The most common brain abscess location in our study was the frontal lobe, followed by the temporal and parietal lobes, and most of the patients had single lesions. This result is consistent with a previous report[1, 7]. However, another study found that the temporoparietal region is the most common brain abscess location. The location of a brain abscess partly depends on the route of infection transmission. Paranasal sinusitis is often associated with a frontal lobe abscess and otitis media and mastoiditis are associated with temporal lobe or cerebellar abscesses.

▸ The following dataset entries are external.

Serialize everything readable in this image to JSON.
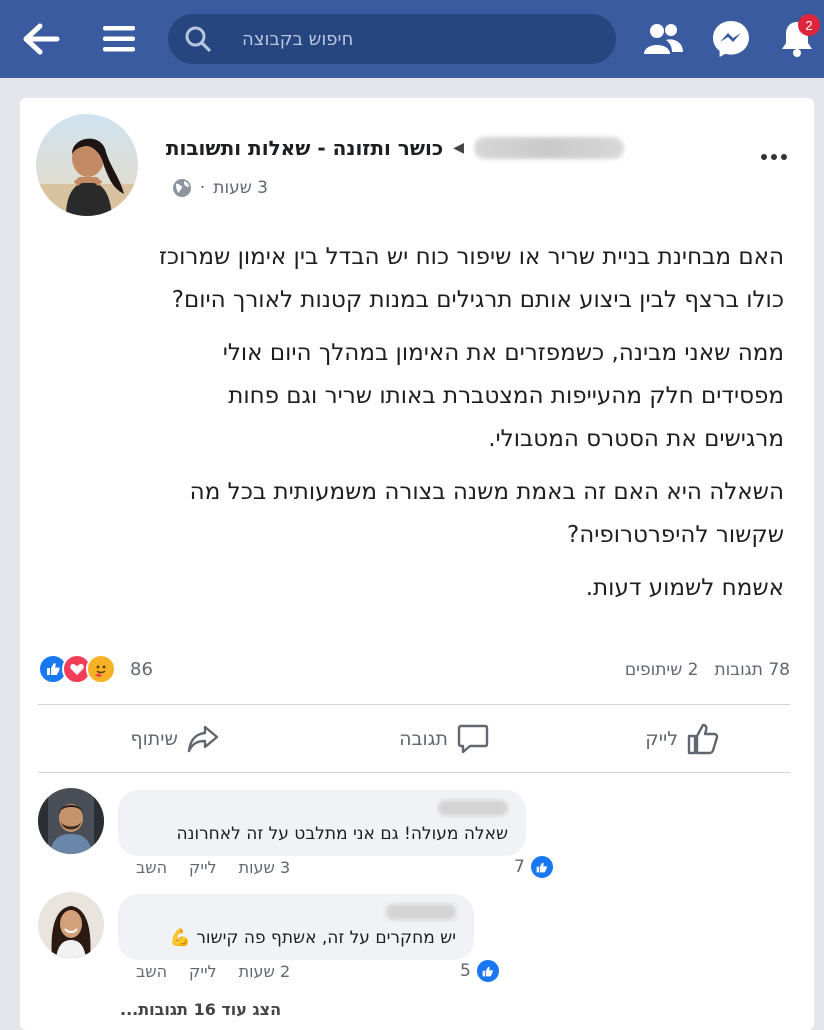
{
  "topbar": {
    "search_placeholder": "חיפוש בקבוצה",
    "notifications_count": "2",
    "bar_color": "#3b5ba0"
  },
  "post": {
    "group_name": "כושר ותזונה - שאלות ותשובות",
    "time": "3 שעות",
    "dot": "·",
    "paragraphs": [
      "האם מבחינת בניית שריר או שיפור כוח יש הבדל בין אימון שמרוכז כולו ברצף לבין ביצוע אותם תרגילים במנות קטנות לאורך היום?",
      "ממה שאני מבינה, כשמפזרים את האימון במהלך היום אולי מפסידים חלק מהעייפות המצטברת באותו שריר וגם פחות מרגישים את הסטרס המטבולי.",
      "השאלה היא האם זה באמת משנה בצורה משמעותית בכל מה שקשור להיפרטרופיה?",
      "אשמח לשמוע דעות."
    ],
    "reactions_count": "86",
    "comments_count": "78 תגובות",
    "shares_count": "2 שיתופים"
  },
  "actions": {
    "like": "לייק",
    "comment": "תגובה",
    "share": "שיתוף"
  },
  "comments": [
    {
      "text": "שאלה מעולה! גם אני מתלבט על זה לאחרונה",
      "time": "3 שעות",
      "like": "לייק",
      "reply": "השב",
      "likes": "7"
    },
    {
      "text": "יש מחקרים על זה, אשתף פה קישור 💪",
      "time": "2 שעות",
      "like": "לייק",
      "reply": "השב",
      "likes": "5"
    }
  ],
  "more_comments": "הצג עוד 16 תגובות...",
  "icons": {
    "back": "back-arrow-icon",
    "menu": "hamburger-icon",
    "search": "search-icon",
    "groups": "groups-icon",
    "messenger": "messenger-icon",
    "bell": "bell-icon",
    "globe": "globe-icon",
    "more": "more-dots-icon"
  }
}
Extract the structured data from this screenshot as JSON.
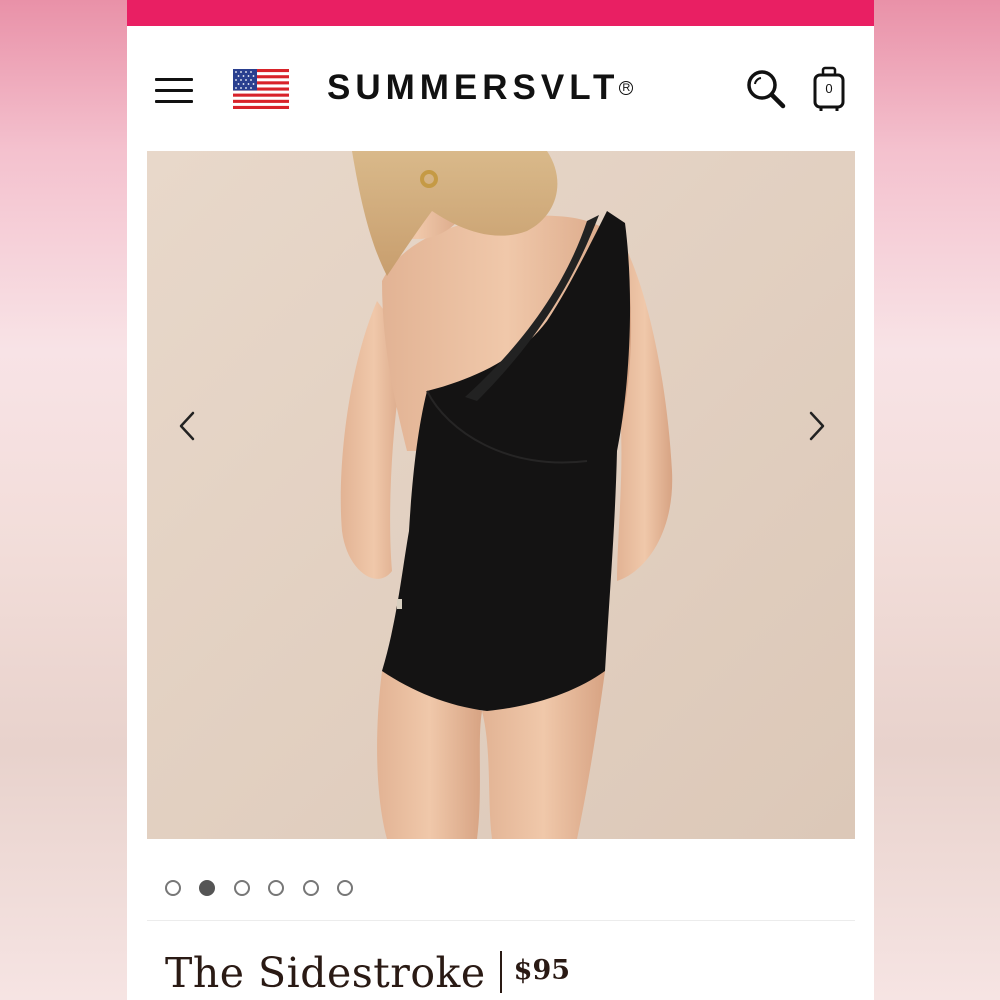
{
  "header": {
    "logo_text": "SUMMERSVLT",
    "logo_mark": "R",
    "cart_count": "0",
    "icons": {
      "menu": "hamburger-menu-icon",
      "flag": "us-flag-icon",
      "search": "search-icon",
      "cart": "shopping-bag-icon"
    }
  },
  "colors": {
    "promo_bar": "#e91f63",
    "text_dark": "#2a1a14",
    "gallery_bg": "#e4d4c6"
  },
  "gallery": {
    "image_description_icon": "product-photo",
    "prev_icon": "chevron-left-icon",
    "next_icon": "chevron-right-icon",
    "slide_count": 6,
    "active_slide": 2
  },
  "product": {
    "title": "The Sidestroke",
    "price": "$95"
  }
}
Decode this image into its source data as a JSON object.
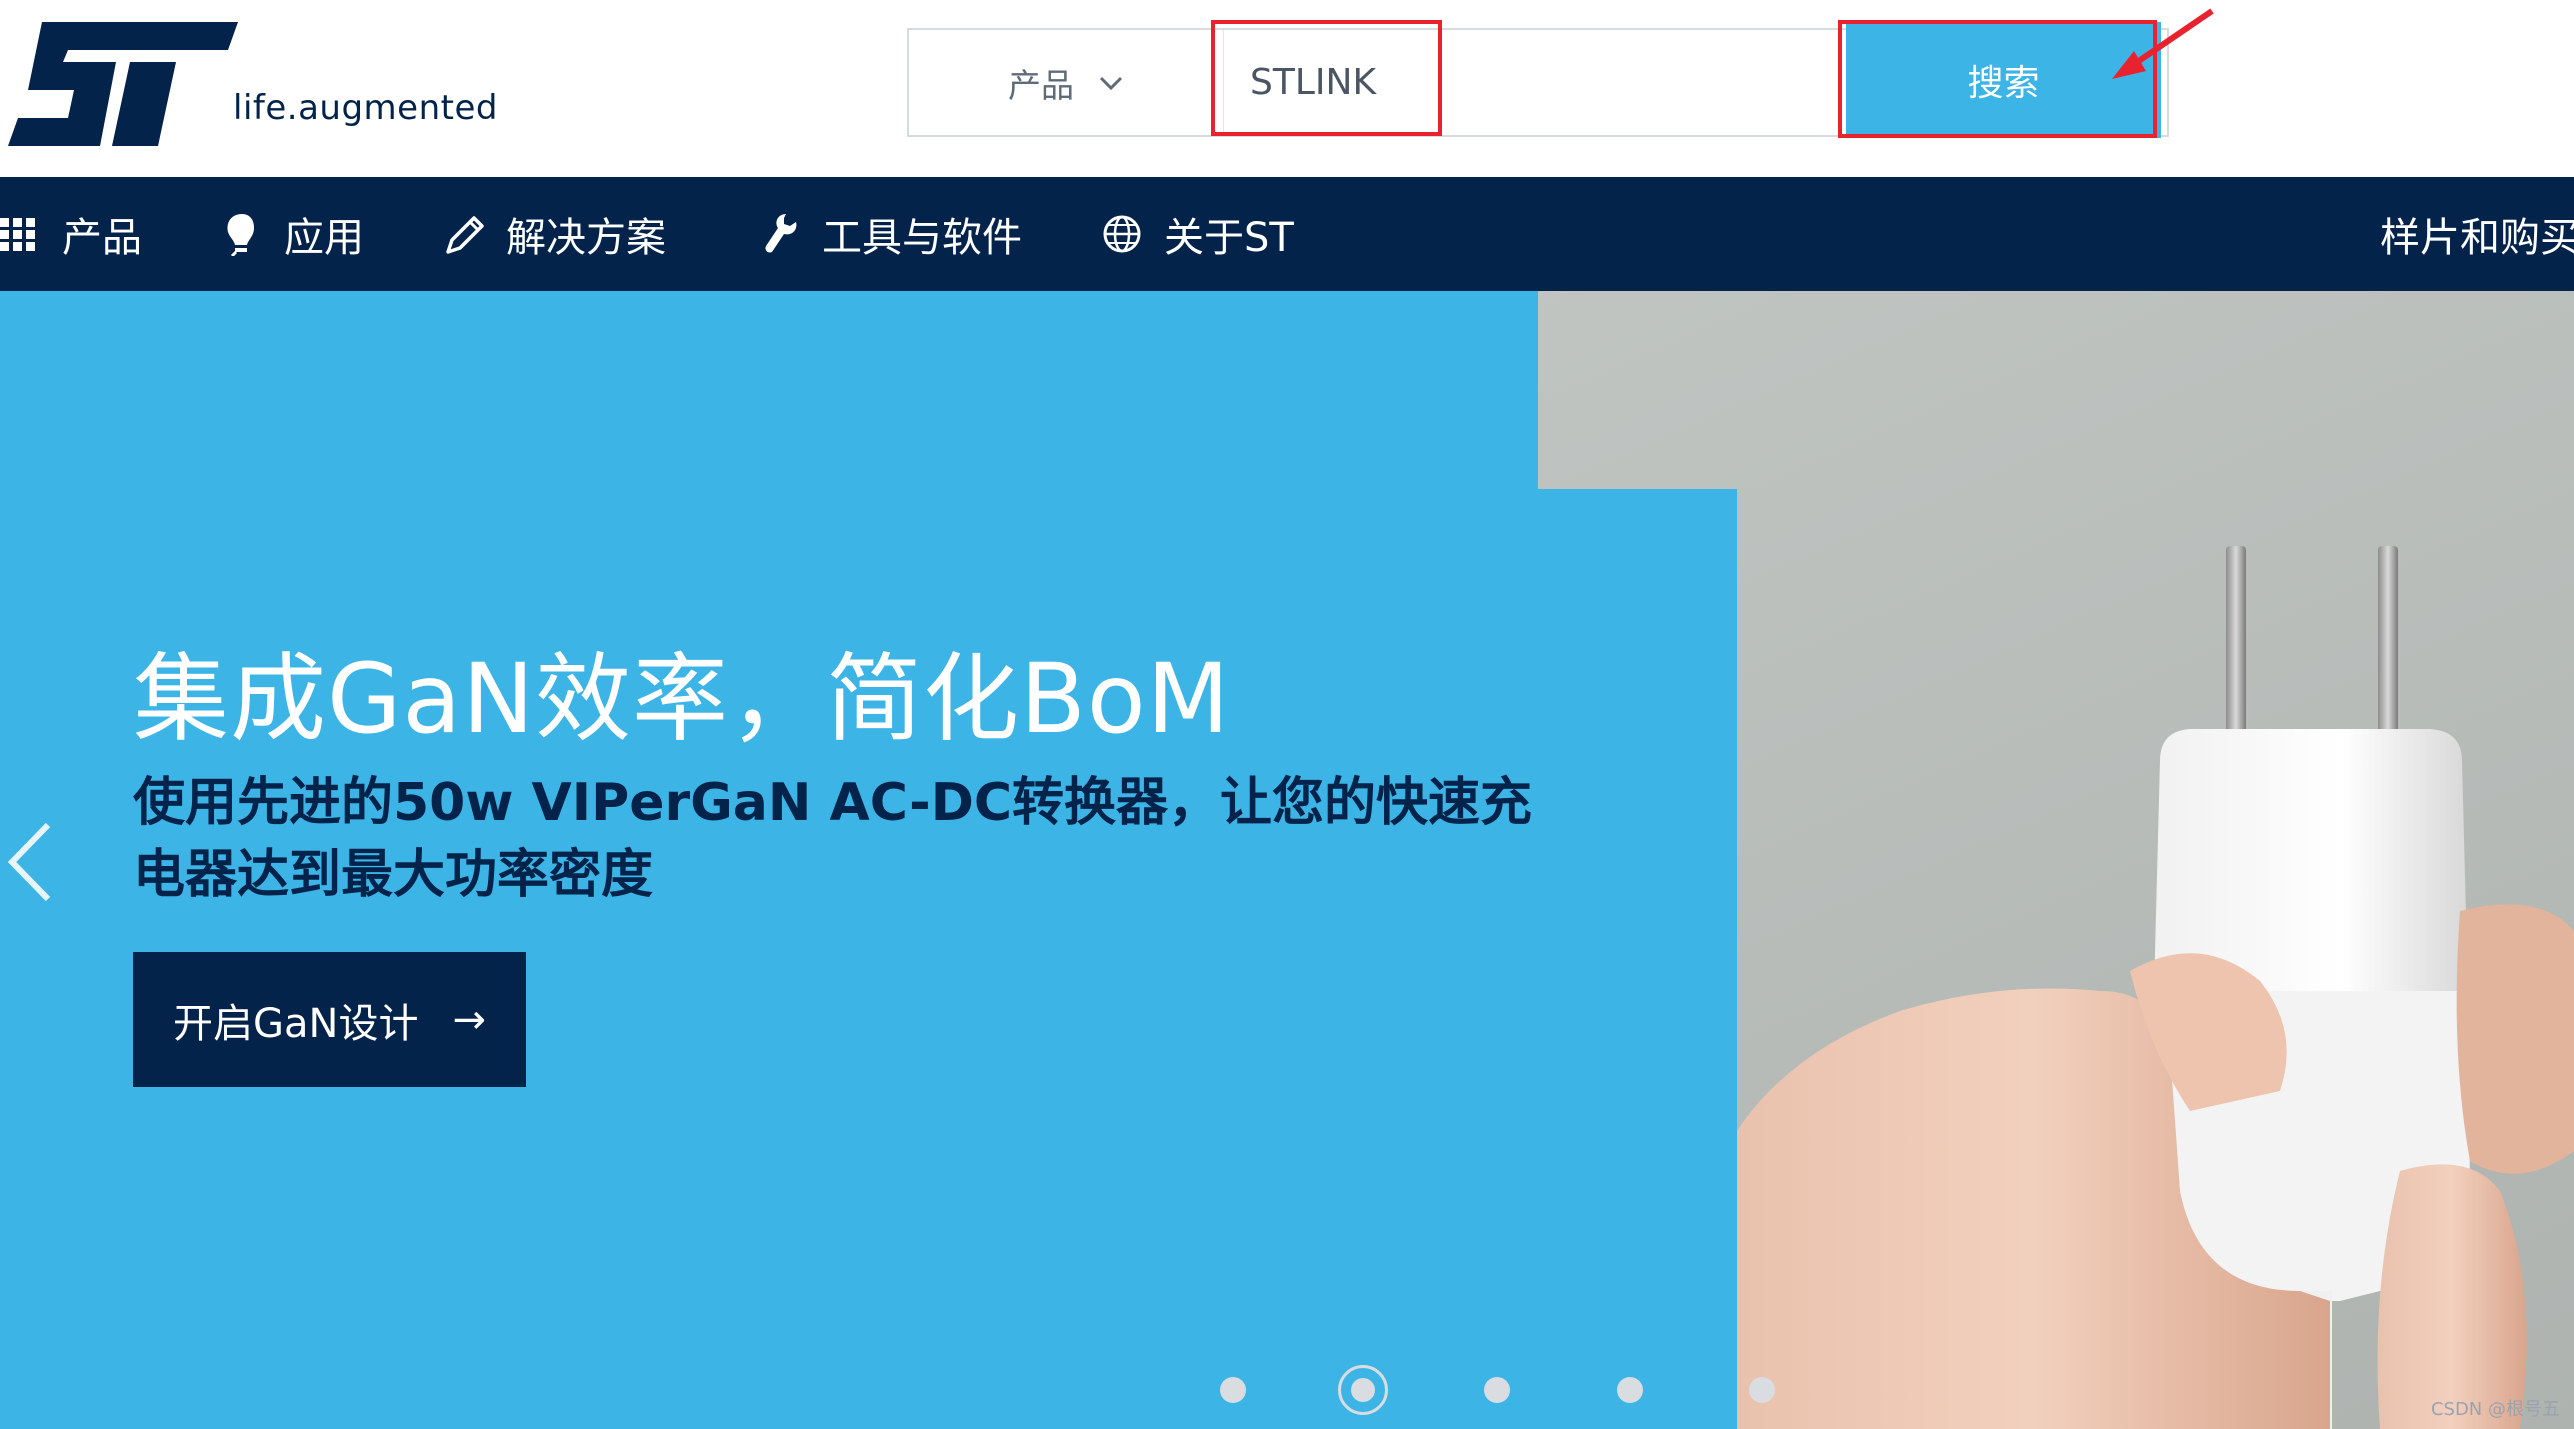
{
  "header": {
    "tagline": "life.augmented",
    "search": {
      "category": "产品",
      "query": "STLINK",
      "button_label": "搜索"
    }
  },
  "nav": {
    "items": [
      {
        "label": "产品",
        "icon": "grid-icon"
      },
      {
        "label": "应用",
        "icon": "bulb-icon"
      },
      {
        "label": "解决方案",
        "icon": "pencil-icon"
      },
      {
        "label": "工具与软件",
        "icon": "wrench-icon"
      },
      {
        "label": "关于ST",
        "icon": "globe-icon"
      }
    ],
    "right_label": "样片和购买"
  },
  "hero": {
    "title": "集成GaN效率，简化BoM",
    "subtitle": "使用先进的50w VIPerGaN AC-DC转换器，让您的快速充电器达到最大功率密度",
    "cta_label": "开启GaN设计",
    "cta_arrow": "→",
    "slide_count": 5,
    "active_slide": 2
  },
  "watermark": "CSDN @根号五",
  "colors": {
    "navy": "#03234b",
    "accent_blue": "#3cb4e6",
    "annotation_red": "#e8232f"
  }
}
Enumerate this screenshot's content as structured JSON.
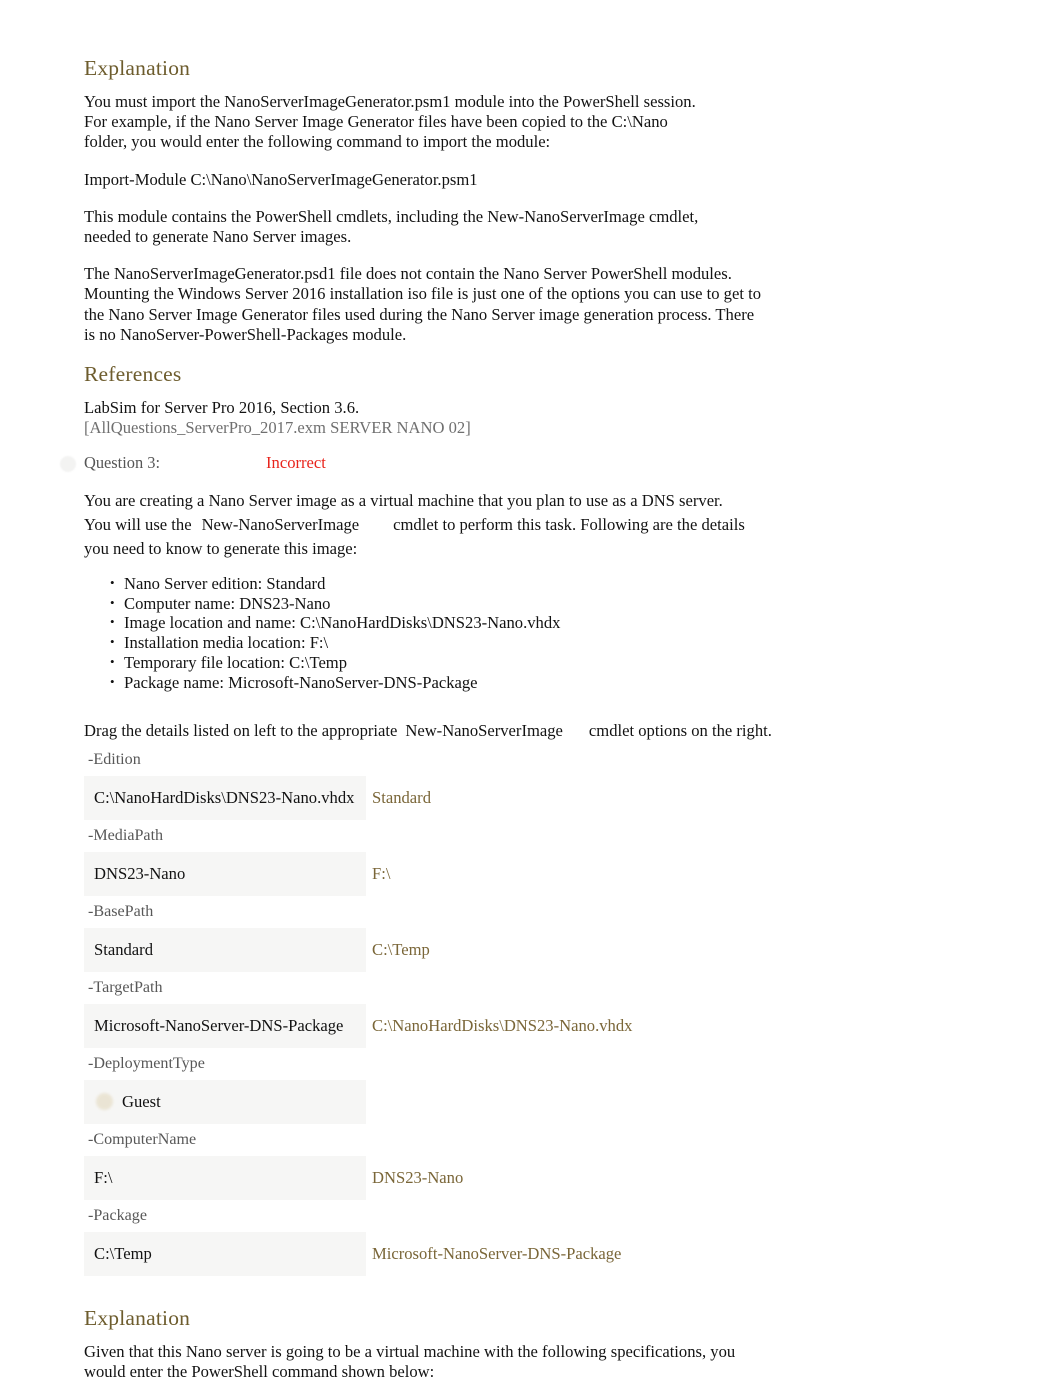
{
  "explanation_top": {
    "heading": "Explanation",
    "paragraphs": [
      "You must import the NanoServerImageGenerator.psm1 module into the PowerShell session. For example, if the Nano Server Image Generator files have been copied to the C:\\Nano folder, you would enter the following command to import the module:",
      "Import-Module C:\\Nano\\NanoServerImageGenerator.psm1",
      "This module contains the PowerShell cmdlets, including the New-NanoServerImage cmdlet, needed to generate Nano Server images.",
      "The NanoServerImageGenerator.psd1 file does not contain the Nano Server PowerShell modules. Mounting the Windows Server 2016 installation iso file is just one of the options you can use to get to the Nano Server Image Generator files used during the Nano Server image generation process. There is no NanoServer-PowerShell-Packages module."
    ]
  },
  "references": {
    "heading": "References",
    "primary": "LabSim for Server Pro 2016, Section 3.6.",
    "secondary": "[AllQuestions_ServerPro_2017.exm SERVER NANO 02]"
  },
  "question": {
    "label": "Question 3:",
    "status": "Incorrect",
    "status_color": "#e8241c",
    "intro_line1": "You are creating a Nano Server image as a virtual machine that you plan to use as a DNS server.",
    "intro_line2_prefix": "You will use the",
    "intro_cmdlet": "New-NanoServerImage",
    "intro_line2_suffix": "cmdlet to perform this task. Following are the details",
    "intro_line3": "you need to know to generate this image:",
    "details": [
      "Nano Server edition: Standard",
      "Computer name: DNS23-Nano",
      "Image location and name: C:\\NanoHardDisks\\DNS23-Nano.vhdx",
      "Installation media location: F:\\",
      "Temporary file location: C:\\Temp",
      "Package name: Microsoft-NanoServer-DNS-Package"
    ],
    "drag_prefix": "Drag the details listed on left to the appropriate",
    "drag_cmdlet": "New-NanoServerImage",
    "drag_suffix": "cmdlet options on the right."
  },
  "matching": {
    "rows": [
      {
        "parameter": "-Edition",
        "user_answer": "C:\\NanoHardDisks\\DNS23-Nano.vhdx",
        "correct_answer": "Standard",
        "has_marker": false
      },
      {
        "parameter": "-MediaPath",
        "user_answer": "DNS23-Nano",
        "correct_answer": "F:\\",
        "has_marker": false
      },
      {
        "parameter": "-BasePath",
        "user_answer": "Standard",
        "correct_answer": "C:\\Temp",
        "has_marker": false
      },
      {
        "parameter": "-TargetPath",
        "user_answer": "Microsoft-NanoServer-DNS-Package",
        "correct_answer": "C:\\NanoHardDisks\\DNS23-Nano.vhdx",
        "has_marker": false
      },
      {
        "parameter": "-DeploymentType",
        "user_answer": "Guest",
        "correct_answer": "",
        "has_marker": true
      },
      {
        "parameter": "-ComputerName",
        "user_answer": "F:\\",
        "correct_answer": "DNS23-Nano",
        "has_marker": false
      },
      {
        "parameter": "-Package",
        "user_answer": "C:\\Temp",
        "correct_answer": "Microsoft-NanoServer-DNS-Package",
        "has_marker": false
      }
    ]
  },
  "explanation_bottom": {
    "heading": "Explanation",
    "paragraph": "Given that this Nano server is going to be a virtual machine with the following specifications, you would enter the PowerShell command shown below:"
  },
  "colors": {
    "heading": "#6d5c2d",
    "correct_answer": "#7a6638",
    "parameter_label": "#585858",
    "status": "#e8241c"
  }
}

Here, 54.39% of the patients underwent surgery. Most of them underwent stereotactic drainage, while others underwent craniotomy. The rate of surgical treatment was lower than that reported previously, (60–87%)[1, 7, 8]; the reason for this is unclear. Further research is needed to determine the reason for this difference. Although craniotomy was once thought to be associated with lower recurrence and mortality rates than stereotactic drainage, with increasing availability of computed tomography, the difference between craniotomy and stereotactic drainage has become uncertain. A previous study found no difference in the effects, outcomes, and complications of these two surgical techniques. Even after surgical treatment, long-term antibiotic therapy (4–8 weeks) was necessary. Moreover, 75.44% of the patients in our study had a good outcome, and only two patients died. The mortality rate, which was approximately 8–53% before 2014, has decreased in the recent decades, and it has been reported as 4.3% in 2018. The mortality rate in our study was lower than that in previous studies. We believe that this may reflect improvement in the treatment of brain abscess, although selection bias related to patient recruitment from our hospital, which is a tertiary hospital, should be considered. Previous studies have reported inconsistent findings regarding the factors associated with outcome. Landriel et al. found that age, immunosuppression, and hematogenous spread were associated with a poor outcome. Zhang et al. revealed that gender was associated with an unfavorable outcome. Another study found that consciousness at presentation had prognostic value. Nevertheless, our findings indicate that headache, and not confusion, age, adjacent site infection, or type of surgery, influenced outcome. As a classical symptom of brain abscess, headache indicates possible intracranial hypertension, which may lead to a poor outcome.
This study has several limitations. First, the sample size was small. Second, it was a retrospective, single-center study. Consequently, our findings may not be generalizable to patients in different regions, and some data, including inflammatory marker levels, could not be collected and analyzed. Multicenter studies with larger samples should be conducted in the future.